4.コンテストを前提とした教育プログラム

 コンテストの開催と同時に、コンテストを前提とした教育プログラムを実施する。これは有償であり、受講料は講師料、会場費等に充当される。
 このコンテストは、起業モデルでもあり、新しいビジネスモデルでもある。それだけに、経営の基本、原価計算、商取引の基本、クラウドファンディングの仕組み、共感を得るためのプレゼンテーション、ファッション業界の現状の課題等を理解しなければ、コンテストを勝ち抜くことは難しい。
 また、これらの知識やノウハウは、コンテストに参加しなくても、必ず必要とされることである。

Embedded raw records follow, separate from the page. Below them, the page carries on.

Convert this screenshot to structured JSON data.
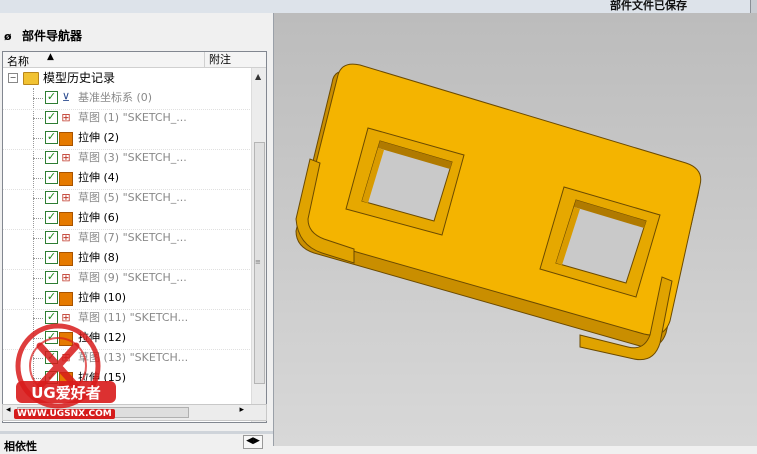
{
  "status": {
    "message": "部件文件已保存"
  },
  "navigator": {
    "title": "部件导航器",
    "columns": {
      "name": "名称",
      "note": "附注"
    },
    "root": {
      "label": "模型历史记录"
    },
    "features": [
      {
        "label": "基准坐标系 (0)",
        "type": "csys",
        "state": "dim"
      },
      {
        "label": "草图 (1) \"SKETCH_...",
        "type": "sketch",
        "state": "dim"
      },
      {
        "label": "拉伸 (2)",
        "type": "extrude",
        "state": "norm"
      },
      {
        "label": "草图 (3) \"SKETCH_...",
        "type": "sketch",
        "state": "dim"
      },
      {
        "label": "拉伸 (4)",
        "type": "extrude",
        "state": "norm"
      },
      {
        "label": "草图 (5) \"SKETCH_...",
        "type": "sketch",
        "state": "dim"
      },
      {
        "label": "拉伸 (6)",
        "type": "extrude",
        "state": "norm"
      },
      {
        "label": "草图 (7) \"SKETCH_...",
        "type": "sketch",
        "state": "dim"
      },
      {
        "label": "拉伸 (8)",
        "type": "extrude",
        "state": "norm"
      },
      {
        "label": "草图 (9) \"SKETCH_...",
        "type": "sketch",
        "state": "dim"
      },
      {
        "label": "拉伸 (10)",
        "type": "extrude",
        "state": "norm"
      },
      {
        "label": "草图 (11) \"SKETCH...",
        "type": "sketch",
        "state": "dim"
      },
      {
        "label": "拉伸 (12)",
        "type": "extrude",
        "state": "norm"
      },
      {
        "label": "草图 (13) \"SKETCH...",
        "type": "sketch",
        "state": "dim"
      },
      {
        "label": "拉伸 (15)",
        "type": "extrude",
        "state": "norm"
      }
    ],
    "bottom_title": "相依性"
  },
  "watermark": {
    "brand": "UG爱好者",
    "url": "WWW.UGSNX.COM"
  },
  "colors": {
    "part": "#f4b400",
    "part_edge": "#6b4a00",
    "viewport_top": "#bcbcbc",
    "viewport_bottom": "#d8d8d8"
  }
}
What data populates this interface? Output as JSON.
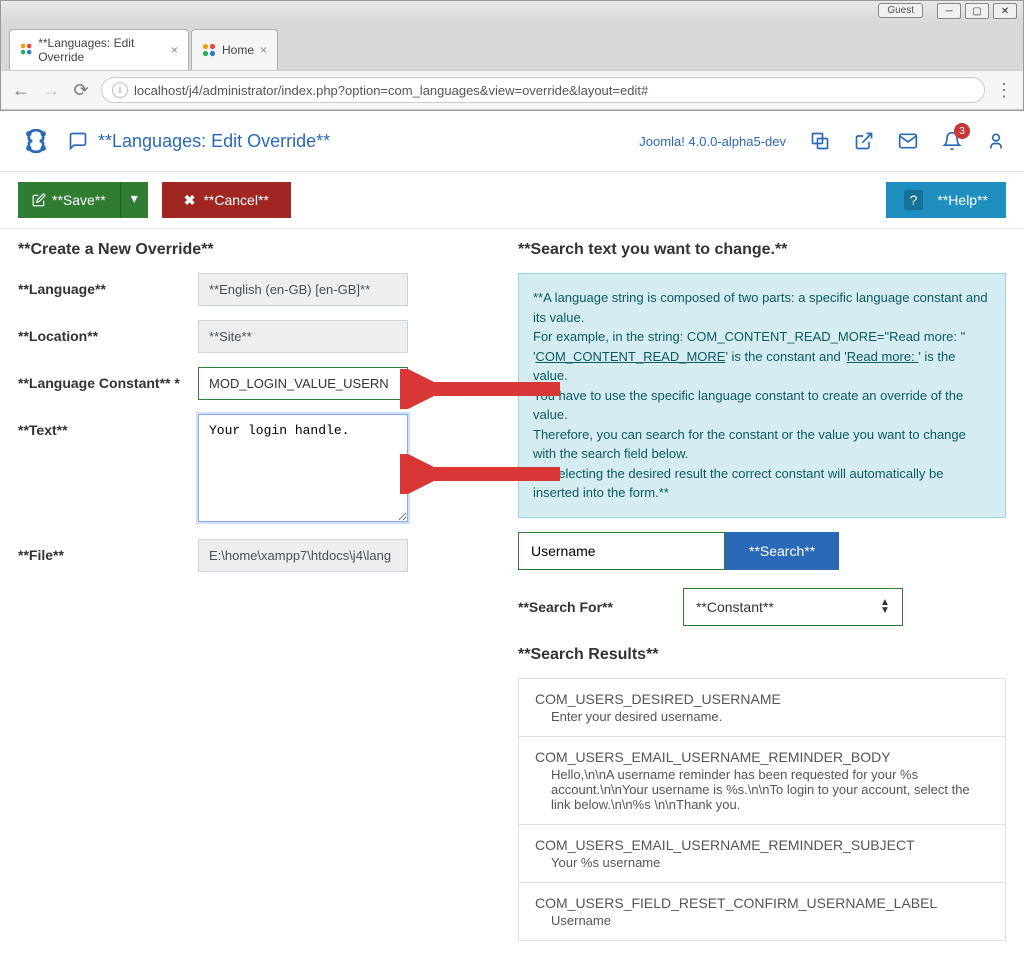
{
  "browser": {
    "guest": "Guest",
    "tabs": [
      {
        "title": "**Languages: Edit Override",
        "active": true
      },
      {
        "title": "Home",
        "active": false
      }
    ],
    "url": "localhost/j4/administrator/index.php?option=com_languages&view=override&layout=edit#"
  },
  "header": {
    "title": "**Languages: Edit Override**",
    "version": "Joomla! 4.0.0-alpha5-dev",
    "notification_count": "3"
  },
  "toolbar": {
    "save": "**Save**",
    "cancel": "**Cancel**",
    "help": "**Help**"
  },
  "form": {
    "heading": "**Create a New Override**",
    "language_label": "**Language**",
    "language_value": "**English (en-GB) [en-GB]**",
    "location_label": "**Location**",
    "location_value": "**Site**",
    "constant_label": "**Language Constant** *",
    "constant_value": "MOD_LOGIN_VALUE_USERN",
    "text_label": "**Text**",
    "text_value": "Your login handle.",
    "file_label": "**File**",
    "file_value": "E:\\home\\xampp7\\htdocs\\j4\\lang"
  },
  "search": {
    "heading": "**Search text you want to change.**",
    "info_p1": "**A language string is composed of two parts: a specific language constant and its value.",
    "info_p2a": "For example, in the string: COM_CONTENT_READ_MORE=\"Read more: \"",
    "info_link1": "COM_CONTENT_READ_MORE",
    "info_mid": "' is the constant and '",
    "info_link2": "Read more: ",
    "info_end": "' is the value.",
    "info_p3": "You have to use the specific language constant to create an override of the value.",
    "info_p4": "Therefore, you can search for the constant or the value you want to change with the search field below.",
    "info_p5": "By selecting the desired result the correct constant will automatically be inserted into the form.**",
    "input_value": "Username",
    "button": "**Search**",
    "for_label": "**Search For**",
    "for_value": "**Constant**",
    "results_heading": "**Search Results**",
    "results": [
      {
        "c": "COM_USERS_DESIRED_USERNAME",
        "v": "Enter your desired username."
      },
      {
        "c": "COM_USERS_EMAIL_USERNAME_REMINDER_BODY",
        "v": "Hello,\\n\\nA username reminder has been requested for your %s account.\\n\\nYour username is %s.\\n\\nTo login to your account, select the link below.\\n\\n%s \\n\\nThank you."
      },
      {
        "c": "COM_USERS_EMAIL_USERNAME_REMINDER_SUBJECT",
        "v": "Your %s username"
      },
      {
        "c": "COM_USERS_FIELD_RESET_CONFIRM_USERNAME_LABEL",
        "v": "Username"
      }
    ]
  }
}
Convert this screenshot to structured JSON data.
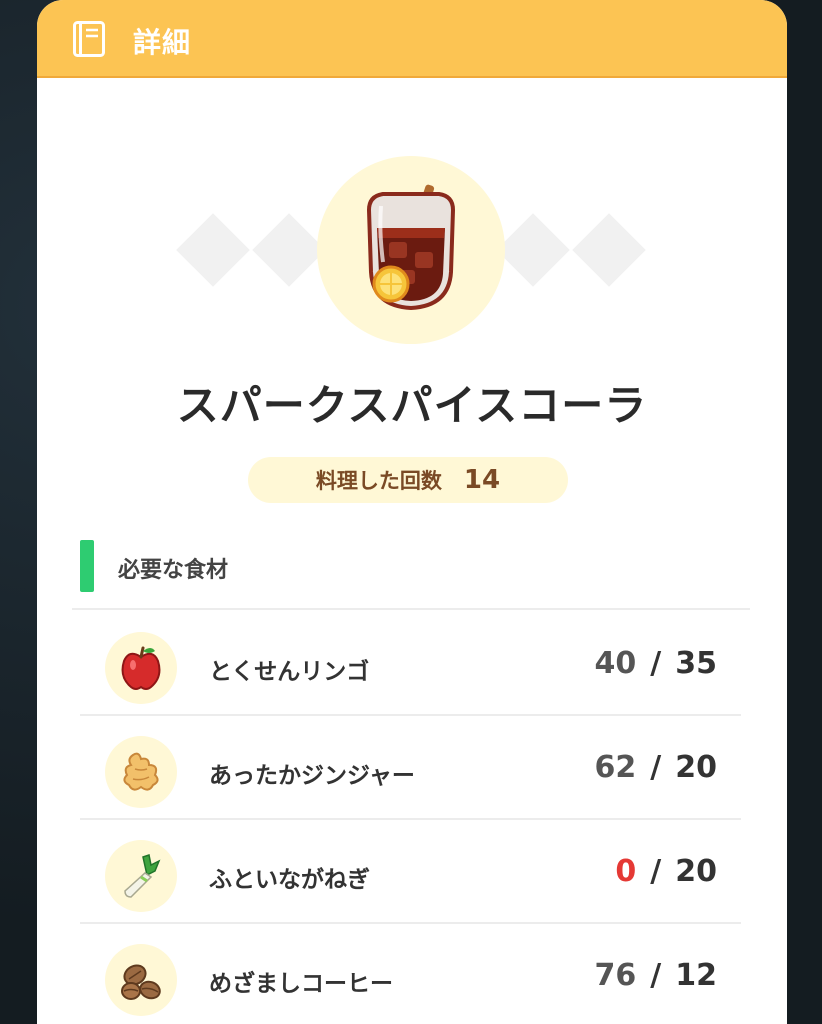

 そして、教育プログラムもコンテストも全て独立採算を基本としている。かつてのデザインコンテストは、数十万の賞金を用意し、プロの審査員を集めなければ実行できなかった。しかし、現在は既存のサービスを組み合わせることにより、実現が可能である。
 コンテストの目的も変わってきている。これまでのコンテストでは、入賞者に名誉と知名度を与えた。
 しかし、賞金は起業するには少なすぎ、名誉と知名度だけではビジネスにつながらなくなっている。
 今回の新しいコンテストなら、単なる名誉だけでなく、ノウハウとテストマーケティング、協賛企業との出会いがあり、支援者とのコミュニケーションも可能である。
 正に、起業のシミュレーションなのだ。コンテストでグランプリを取れば、ビジネスで成功する可能性は高まり、コンテストで支持されなければ、デザイナーとして成功するのも難しいだろう。